# Epson r1400 or r1800



## gametimedesign (Jun 6, 2007)

Hi, 

I'm looking at getting a printer but not really sure if I should get a 1400 or an 1800.

Is the quality of the 8 cartridge 1800 that much better than the 1400. Also one of my concerns is not wanting to deal with a Bulk in system. Can you get empty refillable cartridges for either of these. I've search but haven't had any luck finding refillable cartridges for any of these.

I've done some reading and have notice a lot of users having problems with the 1800. Is this printer that problematic?

Any feedback suggestions or rec commendations would be greatly appreciated.


----------



## charles95405 (Feb 1, 2007)

I use a 1400 with artianium bulk system. and it works very well...I would not use an 1800 for sublimation as I don't want to spend money for 8 cartridges when 4 will do the job.

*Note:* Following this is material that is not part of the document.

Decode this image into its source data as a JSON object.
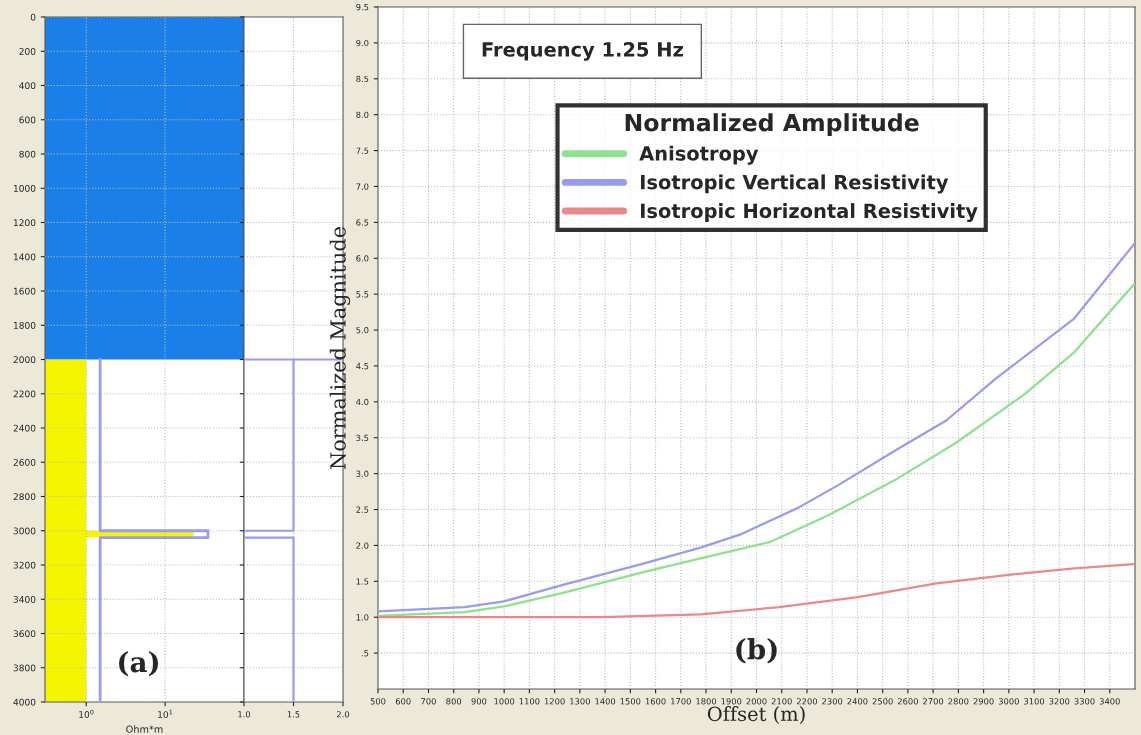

The market for refillable carts is going to dry up..maybe has already..because the the recent court case that Epson won that in essence stops 3rd party carts from being used in 'desktop printers' such as the C88 series, C120, 1280, 1400, 1800. etc. This DOES NOT apply to what is designated as wide format printers such as the Epson 4000 series. I know you can do wide format printing on the 1400 and 1800 but they are not consider wide format by Epson. I suspect because the 4000 series and up use a different ink delivery system

I have not had any problems with the 1400...after I got my ICC profile squared away.

Dont forget the the 1400 does NOT have pigmented ink...and so will not be a good choice for normal transfers


----------



## gametimedesign (Jun 6, 2007)

Thanks for your response. I thought more people would at least have some suggestions.


----------



## badalou (Mar 19, 2006)

gametimedesign said:


> Thanks for your response. I thought more people would at least have some suggestions.


I can understand the reason for large format printer for transfers but using an 8 ink system befuddles me. Now if you were only doing photos I understand this, But for doing transfers which accept ink a totally different way then to me it is overkill. The extra colors were designed to offer more shadowing in prints but when you place a design on a tee shirt it loses a lot of the effect that a print gets. Go to epson and read about the reason there are so many colors in the printer in the first place. By the way Epson did not design a printer for our world. It just happen because of the fact that it uses pigment inks. Have you ever asked why so many people use the 4 color printer over the 6 and 8. Might be nice to see poll on that. Lou


----------



## Girlzndollz (Oct 3, 2007)

charles95405 said:


> I use a 1400 with artianium bulk system. and it works very well...I would not use an 1800 for sublimation as I don't want to spend money for 8 cartridges when 4 will do the job.
> 
> The market for refillable carts is going to dry up..maybe has already..because the the recent court case that Epson won that in essence stops 3rd party carts from being used in 'desktop printers' such as the C88 series, C120, 1280, 1400, 1800. etc. This DOES NOT apply to what is designated as wide format printers such as the Epson 4000 series. I know you can do wide format printing on the 1400 and 1800 but they are not consider wide format by Epson. I suspect because the 4000 series and up use a different ink delivery system
> 
> ...


Charles,

I planned on buying a bulk system for my c88+. Does this mean I won't be able to?  

Thanks, Kelly 

PS: I hope not, but if it does, is there another way to save money on ink costs?


----------



## badalou (Mar 19, 2006)

Girlzndollz said:


> Charles,
> 
> I planned on buying a bulk system for my c88+. Does this mean I won't be able to?
> 
> ...


I think you will still be able to buy a CIS system. Check with Coastal Business. I beleive this is for cartridges that say they are for the epson but are not epson made.. I don't no if the this has been defined yet.


----------



## charles95405 (Feb 1, 2007)

Kelly the CIS for the C88 series is still available. As Lou said I think...at this time anyway...that the court ruling applied to the individual 3rd party cartridges and _possibly_ the refillable carts. The overall effect I don't think is really known at this time...Not even sure how the individual carts with dye sub ink will be effected.


----------



## Girlzndollz (Oct 3, 2007)

Thanks, fellas. I didn't realize I was in a sub dye thread, too, when I asked, but thanks so much for the info. I better go read up.  Happy holidays!


----------



## 2STRONG (Oct 17, 2007)

Hey charles what do you use your r1400 for. i was under the usumption that the 1400 doent use pigmented ink?


----------